The following is a re-post from last year’s St. Patrick’s Day post:
Granted, I’m only 15% Irish. The rest of me is German-Russian (35%) and English (50%). But unfortunately, there just aren’t that many German or English heritage holidays to celebrate. So it’s to St. Patrick’s Day that a turn to celebrate my ethnic heritage.
My g-g-g-g-g-g-grandfather, Michael, was born around 1775 in Ireland. He married Marianne and they had a daughter named Mary around 1799. She married Dennis Rogers (b. 1796) and they had a daughter named Margery. They all came to the United States in the 1840s, along with almost two million of their compatriots, to escape the Great Potato Famine. Margery married Michael Murphy in New York City. They moved Wisconsin where they had seven children. One of these children, Alexander Rogers Murphy, was born in 1854. Alexander married Mary Ellen O’Brien in 1884 in Minnesota. Mary Ellen’s parents (Daniel and Katherine) were from Cork, Ireland. Katherine’s parents, Jerry Daly and Kate, were born around 1805.
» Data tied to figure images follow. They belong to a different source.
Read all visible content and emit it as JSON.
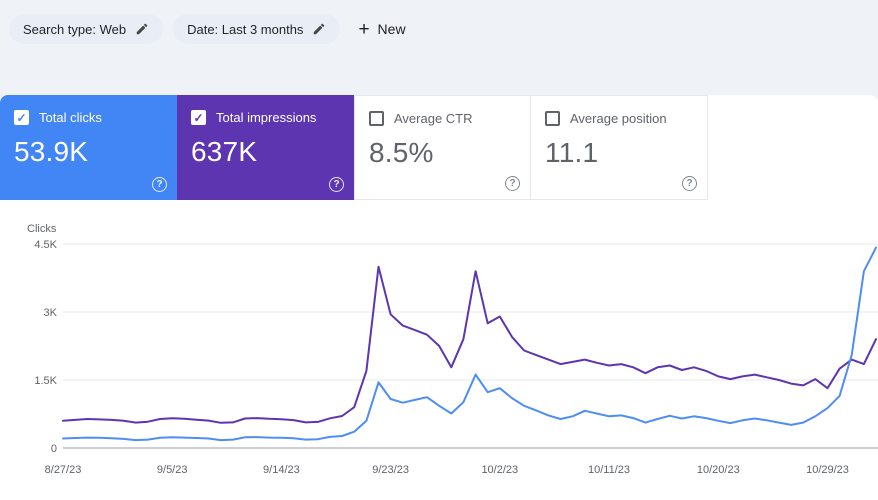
{
  "filter_bar": {
    "search_type_chip": "Search type: Web",
    "date_chip": "Date: Last 3 months",
    "new_button": "New"
  },
  "icons": {
    "edit": "pencil",
    "plus": "+",
    "help": "?",
    "check": "✓"
  },
  "metric_cards": [
    {
      "label": "Total clicks",
      "value": "53.9K",
      "checked": true,
      "background": "#4285f4"
    },
    {
      "label": "Total impressions",
      "value": "637K",
      "checked": true,
      "background": "#5e35b1"
    },
    {
      "label": "Average CTR",
      "value": "8.5%",
      "checked": false,
      "background": "#ffffff"
    },
    {
      "label": "Average position",
      "value": "11.1",
      "checked": false,
      "background": "#ffffff"
    }
  ],
  "chart_data": {
    "type": "line",
    "title": "",
    "ylabel": "Clicks",
    "ylim": [
      0,
      4500
    ],
    "grid": true,
    "legend": "none",
    "y_tick_values": [
      4500,
      3000,
      1500,
      0
    ],
    "y_tick_labels": [
      "4.5K",
      "3K",
      "1.5K",
      "0"
    ],
    "x_tick_labels": [
      "8/27/23",
      "9/5/23",
      "9/14/23",
      "9/23/23",
      "10/2/23",
      "10/11/23",
      "10/20/23",
      "10/29/23"
    ],
    "x": [
      "8/27/23",
      "8/28/23",
      "8/29/23",
      "8/30/23",
      "8/31/23",
      "9/1/23",
      "9/2/23",
      "9/3/23",
      "9/4/23",
      "9/5/23",
      "9/6/23",
      "9/7/23",
      "9/8/23",
      "9/9/23",
      "9/10/23",
      "9/11/23",
      "9/12/23",
      "9/13/23",
      "9/14/23",
      "9/15/23",
      "9/16/23",
      "9/17/23",
      "9/18/23",
      "9/19/23",
      "9/20/23",
      "9/21/23",
      "9/22/23",
      "9/23/23",
      "9/24/23",
      "9/25/23",
      "9/26/23",
      "9/27/23",
      "9/28/23",
      "9/29/23",
      "9/30/23",
      "10/1/23",
      "10/2/23",
      "10/3/23",
      "10/4/23",
      "10/5/23",
      "10/6/23",
      "10/7/23",
      "10/8/23",
      "10/9/23",
      "10/10/23",
      "10/11/23",
      "10/12/23",
      "10/13/23",
      "10/14/23",
      "10/15/23",
      "10/16/23",
      "10/17/23",
      "10/18/23",
      "10/19/23",
      "10/20/23",
      "10/21/23",
      "10/22/23",
      "10/23/23",
      "10/24/23",
      "10/25/23",
      "10/26/23",
      "10/27/23",
      "10/28/23",
      "10/29/23",
      "10/30/23",
      "10/31/23",
      "11/1/23",
      "11/2/23"
    ],
    "series": [
      {
        "name": "Total clicks",
        "color": "#4e8df5",
        "values": [
          210,
          220,
          230,
          225,
          215,
          200,
          175,
          185,
          225,
          235,
          230,
          220,
          210,
          175,
          185,
          235,
          240,
          230,
          225,
          215,
          185,
          195,
          245,
          265,
          360,
          600,
          1450,
          1080,
          1000,
          1060,
          1120,
          930,
          760,
          1010,
          1620,
          1230,
          1320,
          1100,
          930,
          830,
          720,
          640,
          700,
          820,
          760,
          700,
          720,
          660,
          560,
          640,
          710,
          650,
          700,
          660,
          600,
          550,
          610,
          650,
          610,
          560,
          510,
          560,
          700,
          880,
          1150,
          2050,
          3900,
          4420
        ]
      },
      {
        "name": "Total impressions (scaled to clicks axis)",
        "color": "#5e35b1",
        "values": [
          600,
          620,
          640,
          630,
          620,
          600,
          560,
          580,
          640,
          655,
          645,
          625,
          605,
          555,
          565,
          650,
          660,
          645,
          635,
          615,
          565,
          575,
          655,
          705,
          900,
          1700,
          4000,
          2950,
          2700,
          2600,
          2500,
          2250,
          1780,
          2400,
          3900,
          2750,
          2900,
          2450,
          2150,
          2050,
          1950,
          1850,
          1900,
          1950,
          1880,
          1820,
          1850,
          1780,
          1650,
          1780,
          1820,
          1720,
          1780,
          1700,
          1580,
          1520,
          1580,
          1620,
          1560,
          1500,
          1420,
          1380,
          1520,
          1320,
          1750,
          1950,
          1850,
          2400
        ]
      }
    ]
  },
  "colors": {
    "clicks_accent": "#4285f4",
    "impressions_accent": "#5e35b1",
    "page_background": "#eff3f8",
    "panel_background": "#ffffff"
  }
}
Alexander and Mary Ellen Murphy had four children (see photo below). Their youngest daugher was Irene Catherine Murphy, born 1895. She is my great-grandmother and is the furthest on the left in the picture. She married John Joseph Knoll whose family is of German-Russian origins.
It’s true, I’m a “white American.” But like most white Americans, I have ancestors who were immigrants to the United States. They came to escape the harsh conditions in their own country and were often subject to the same prejudice and marginalization that face today’s more recent immigrants.
So from the 15% Irish heritage that I have: Happy St. Patrick’s Day! Enjoy your corned beef, cabbage, and soda bread dinner. Or at least go out to eat at Bennigan’s.